Пушкин, наверное, не ошибался, вспоминая о несуществующем Луке д'Арк. Скорее всего, он сознательно отступал от мелочной исторической точности, давая необходимое художественное смещение. Для внимательного читателя это знак того, что произведение – вовсе не журнальный репортаж, что построено оно по законам художественного вымысла (так в «Борисе Годунове» наряду с «реальным» Гаврилой Пушкиным выведен на сцену «придуманный» Афанасий Пушкин). Если пушкинский Дюлис – пошлый самозванец, то и грамоты, раскупленные на «эдинбургском аукционе», были фальшивыми; неужели такое могло произойти без громкого скандала? Как же тогда оценивать праведный гнев «эдимбургского журналиста», явно направленный в таком случае не по адресу, чего А. Лацис не замечает?

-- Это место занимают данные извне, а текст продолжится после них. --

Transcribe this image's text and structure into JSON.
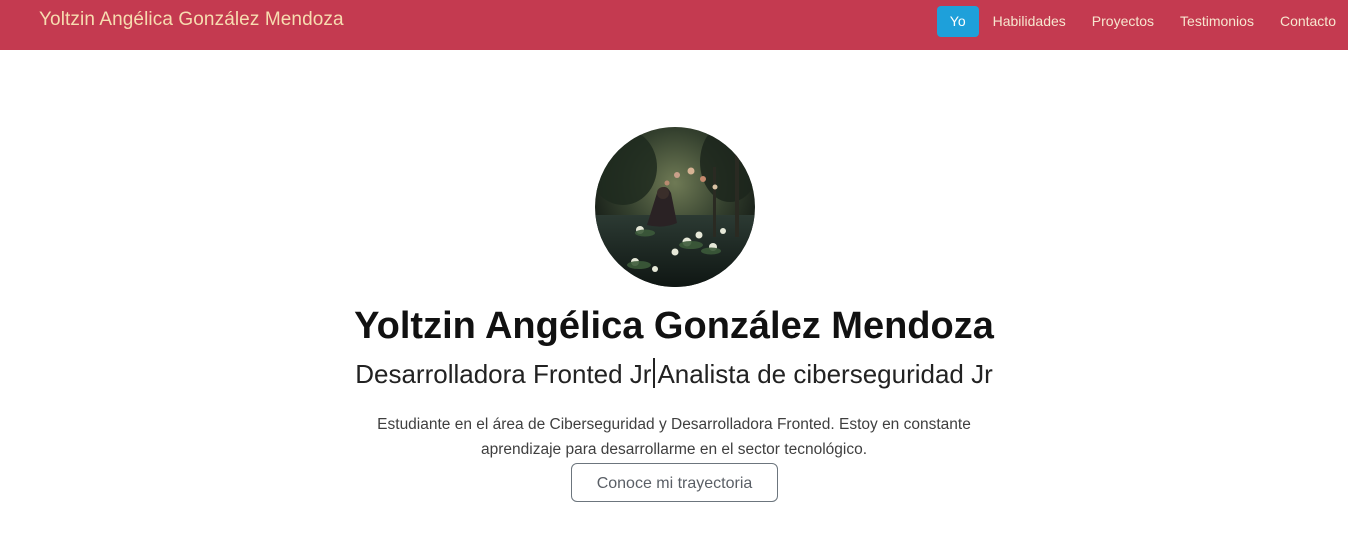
{
  "navbar": {
    "brand": "Yoltzin Angélica González Mendoza",
    "links": [
      {
        "label": "Yo",
        "active": true
      },
      {
        "label": "Habilidades",
        "active": false
      },
      {
        "label": "Proyectos",
        "active": false
      },
      {
        "label": "Testimonios",
        "active": false
      },
      {
        "label": "Contacto",
        "active": false
      }
    ]
  },
  "colors": {
    "navbar_bg": "#c43a50",
    "brand_text": "#f7dcb0",
    "active_link_bg": "#1ea0da"
  },
  "hero": {
    "name": "Yoltzin Angélica González Mendoza",
    "subtitle_left": "Desarrolladora Fronted Jr",
    "subtitle_right": "Analista de ciberseguridad Jr",
    "description": "Estudiante en el área de Ciberseguridad y Desarrolladora Fronted. Estoy en constante aprendizaje para desarrollarme en el sector tecnológico.",
    "cta_label": "Conoce mi trayectoria"
  }
}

И самое главное. Как можно не заметить в воссозданной Пушкиным ситуации определенного личностного начала?

В 1830 году в «Северной пчеле» (№ 94) был помещен булгаринский анекдот о негре, купленном за «бутылку рома», метивший в прадеда Пушкина А. П. Ганнибала. Это вызвало гневное пушкинское стихотворение «Моя родословная» (позже отразившееся в «Родословной моего героя») и несколько страниц в «Опровержении на критики».

Если быть старинным дворянином значит подража(ть) английскому поэту, то сие подражание весьма невольное. Но что есть общего между привязанностию лорда к своим феодальным преимуществам и бескорыстным уважением к мертвым прадедам, коих минувшая знаменитость не может доставить нам ни чинов, ни покровительства?.. (…)

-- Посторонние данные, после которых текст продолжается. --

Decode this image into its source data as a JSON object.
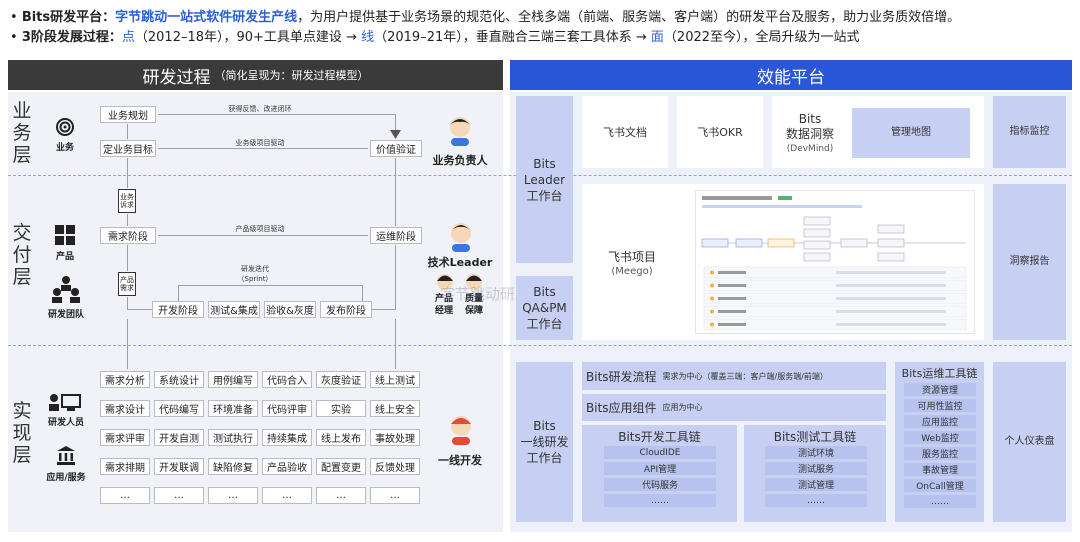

Образованный француз иль англичанин дорожит строкою старого летописца, в которой упомянуто имя его предка, честного рыцаря, падшего в такой-то битве, или в таком-то году возвратившегося из Палестины. (…) Конечно, есть достоинство выше знатности рода, именно: достоинство личное, но я видел родословную Суворова, писанную им самим; Суворов не презирал своим дворянским происхождением.